Seidelmann horchte auf.

»In Rollenburg?« fragte er, den Erstaunten spielend.

»Ja.«

»Wie kommt man zu dieser Idee?«

»Man hat sie einsteigen sehen.«

»Hier? Auf dem Bahnhofe?«

»Nein, sondern auf der nächsten Station. Diese kleine Person scheint doch einigermaßen raffinirt zu sein. Sie hat nicht merken lassen wollen, wohin sie will.«

»Wer hat sie denn einsteigen sehen?«

»Einer meiner Bekannten, den ich gestern Abend sprach.«

»Hm! Er muß sich geirrt haben!«

»Er kennt sie sehr genau.«

»Ist sie denn allein gewesen?«

»Nein. Sie selbst sollen sie begleitet haben.«

»Ich? Was fällt diesem Manne ein?«

»Nun, er sagte, daß er auch Sie sehr genau kenne.«

»Er hat sich dennoch geirrt!«

»Möglich. Es muß eine Person geben, welche Ihnen sehr ähnlich ist. Nehmen Sie sich in Acht, sonst könnte Das, was dieser Doppelgänger thut, sehr leicht auf Ihr Conto kommen!«

An diese Unterredung mußte der fromme Schuster jetzt denken, während er sich zu seiner ebenso frommen Freundin begab, bei welcher er sofort vorgelassen wurde.

»Du kommst zu ganz ungewöhnlicher Zeit, lieber August,« sagte sie. »Ist’s eine geschäftliche Angelegenheit?«

»Ja. Erlaube, daß ich mich setze.«

Er nahm neben ihr auf dem Sofa Platz und fuhr dann fort:

»Erinnnerst Du Dich noch dieser Valesca Petermann, welche ich Dir brachte?«

»Sehr gut. Sie war ein reizendes Mädchen.«

»Aber im höchsten Grade obstinat!«

»Freilich! Sie hat uns Mühe gemacht. Deshalb verkauften wir sie nach Rollenburg. Wie viel bekamen wir damals für sie?«

»Dreihundert Gulden.«

»Ja, ja; ich besinne mich. Du hattest die Güte, ziemlich ungleich mit mir zu theilen. Du nahmst zwei Drittel, und ich erhielt nur einhundert Gulden.«

»Wie recht und billig. Ich hatte die Noth mit ihr gehabt.«

»Was aber ist mit ihr?«

»Es scheint, daß wir noch mehr Noth mit ihr haben werden.«

»Wieso?«

»Ihr Vater war soeben bei mir.«

»Der Zuchthäusler?«

»Ja.«

»Wie kommt denn der dazu, Dich aufzusuchen? Was wollte er denn?«

»Seine Tochter.«

»Alberner Mensch!«

»O, er wurde höchst ungemüthlich.
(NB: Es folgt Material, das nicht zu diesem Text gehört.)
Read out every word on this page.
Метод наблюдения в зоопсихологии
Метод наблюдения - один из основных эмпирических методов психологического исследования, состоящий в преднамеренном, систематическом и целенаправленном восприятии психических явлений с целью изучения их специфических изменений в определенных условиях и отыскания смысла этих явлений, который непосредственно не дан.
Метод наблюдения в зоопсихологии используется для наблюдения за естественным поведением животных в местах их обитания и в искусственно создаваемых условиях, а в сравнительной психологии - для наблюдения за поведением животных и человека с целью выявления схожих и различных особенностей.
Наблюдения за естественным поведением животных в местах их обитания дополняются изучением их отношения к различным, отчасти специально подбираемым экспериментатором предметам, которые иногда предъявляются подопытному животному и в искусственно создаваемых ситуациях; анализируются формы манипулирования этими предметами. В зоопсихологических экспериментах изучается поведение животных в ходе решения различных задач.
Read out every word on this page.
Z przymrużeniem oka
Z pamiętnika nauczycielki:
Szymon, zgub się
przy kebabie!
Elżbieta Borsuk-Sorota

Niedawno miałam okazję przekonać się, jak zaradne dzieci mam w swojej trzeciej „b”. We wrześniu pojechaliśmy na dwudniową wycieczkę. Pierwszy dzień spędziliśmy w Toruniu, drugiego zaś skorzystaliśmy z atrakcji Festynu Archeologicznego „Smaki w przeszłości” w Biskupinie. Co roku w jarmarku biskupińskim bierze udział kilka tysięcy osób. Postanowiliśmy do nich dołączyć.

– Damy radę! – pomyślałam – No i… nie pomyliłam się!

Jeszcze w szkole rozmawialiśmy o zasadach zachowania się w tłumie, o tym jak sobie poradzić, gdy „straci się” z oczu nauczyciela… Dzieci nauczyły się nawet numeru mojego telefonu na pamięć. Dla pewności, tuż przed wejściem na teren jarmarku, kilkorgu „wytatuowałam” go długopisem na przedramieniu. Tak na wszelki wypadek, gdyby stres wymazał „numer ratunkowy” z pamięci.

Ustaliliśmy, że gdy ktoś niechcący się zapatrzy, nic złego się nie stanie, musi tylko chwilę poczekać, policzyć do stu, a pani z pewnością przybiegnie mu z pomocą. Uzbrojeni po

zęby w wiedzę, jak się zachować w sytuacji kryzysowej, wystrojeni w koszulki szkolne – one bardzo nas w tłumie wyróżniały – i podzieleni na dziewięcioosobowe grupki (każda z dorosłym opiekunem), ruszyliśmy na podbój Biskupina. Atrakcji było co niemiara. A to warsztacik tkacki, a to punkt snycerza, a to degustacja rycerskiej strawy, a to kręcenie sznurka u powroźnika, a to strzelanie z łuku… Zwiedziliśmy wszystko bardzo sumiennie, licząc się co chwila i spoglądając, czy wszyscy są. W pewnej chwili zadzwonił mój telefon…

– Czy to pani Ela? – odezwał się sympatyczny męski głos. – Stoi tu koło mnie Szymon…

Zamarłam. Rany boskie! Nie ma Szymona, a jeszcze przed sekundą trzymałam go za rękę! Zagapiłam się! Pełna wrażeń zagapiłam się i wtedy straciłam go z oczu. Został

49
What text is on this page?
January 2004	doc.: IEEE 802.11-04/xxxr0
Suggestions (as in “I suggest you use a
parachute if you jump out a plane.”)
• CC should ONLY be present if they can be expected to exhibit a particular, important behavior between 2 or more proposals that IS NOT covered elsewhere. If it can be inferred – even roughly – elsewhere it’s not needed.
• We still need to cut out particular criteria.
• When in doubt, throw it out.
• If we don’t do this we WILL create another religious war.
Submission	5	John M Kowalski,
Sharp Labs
Ich sollte partout sagen, wo sie sich befindet. Er sprach dabei auch von Dir.«

»Von mir? Er kann mich doch gar nicht kennen!«

»Man muß aber doch mit ihm von Dir gesprochen haben, und zwar nicht in wünschenswerther Weise!«

»Woraus schließt Du das?«

»Aus seinen Ausdrücken. Er sprach sehr unehrerbietig von Dir. Ich sagte ihm nicht, daß ich das Mädchen zu Dir gebracht habe, und da meinte er, daß er sich darnach erkundigen werde.«

»Das klingt ja gar wie eine Drohung.«

»Allerdings. Er will zunächst nach der Polizei, um zu erfahren, wo sie gewohnt hat, nachdem sie von mir fortgegangen ist. Er meint, daß er mich, falls sie von mir zu Dir gezogen sei, dahin bringen werde, wo er jetzt gewesen sei, nämlich in das Zuchthaus.«

»Impertinenter Kerl.«

»O, nicht nur impertinent, sondern sehr unbequem, ja sogar vielleicht gefährlich für uns Beide.«

»Denkst Du, daß er zu mir kommen wird?«

»Ganz bestimmt.«

»Und ich soll ihn empfangen?«

»Was sonst?«

»Hm! Ich bin nicht daheim, sondern verreist!«

»Das kann uns nichts nützen, sondern nur schaden. Wir müssen wissen, was er zu thun beabsichtigt. Und das erfahren wir doch nur dann, wenn Du mit ihm redest. Es muß freilich schlau angefangen werden.«

»Gut, so werde ich ihn empfangen. Lieb wäre es mir, wenn Du dabei sein könntest.«

»Warum?«

»Weil wir dann sofort einen Entschluß treffen könnten. Vielleicht ist sofortiges Handeln nothwendig.«

»Du kannst Recht haben. Aber ich möchte ihm doch nicht merken lassen, daß ich bei Dir bin.«

»Das ist auch nicht nöthig. Du gehst hier in das Nebenzimmer. Wir lassen die Thür ein Wenig offen. Da kannst Du Alles hören, was hier gesprochen wird.«

»Gut, so wollen wir es machen. Aber merke Dir, daß ich möglichst aus dem Spiele gelassen werden muß.«

»Das versteht sich ganz von selbst, lieber August. So langjährige und treue Verbündete, wie wir sind, müssen die größtmögliche Rücksicht auf einander nehmen.«

Also erwarteten die Zwei in verhältnißmäßiger Gemüthsruhe die Ankunft Petermanns.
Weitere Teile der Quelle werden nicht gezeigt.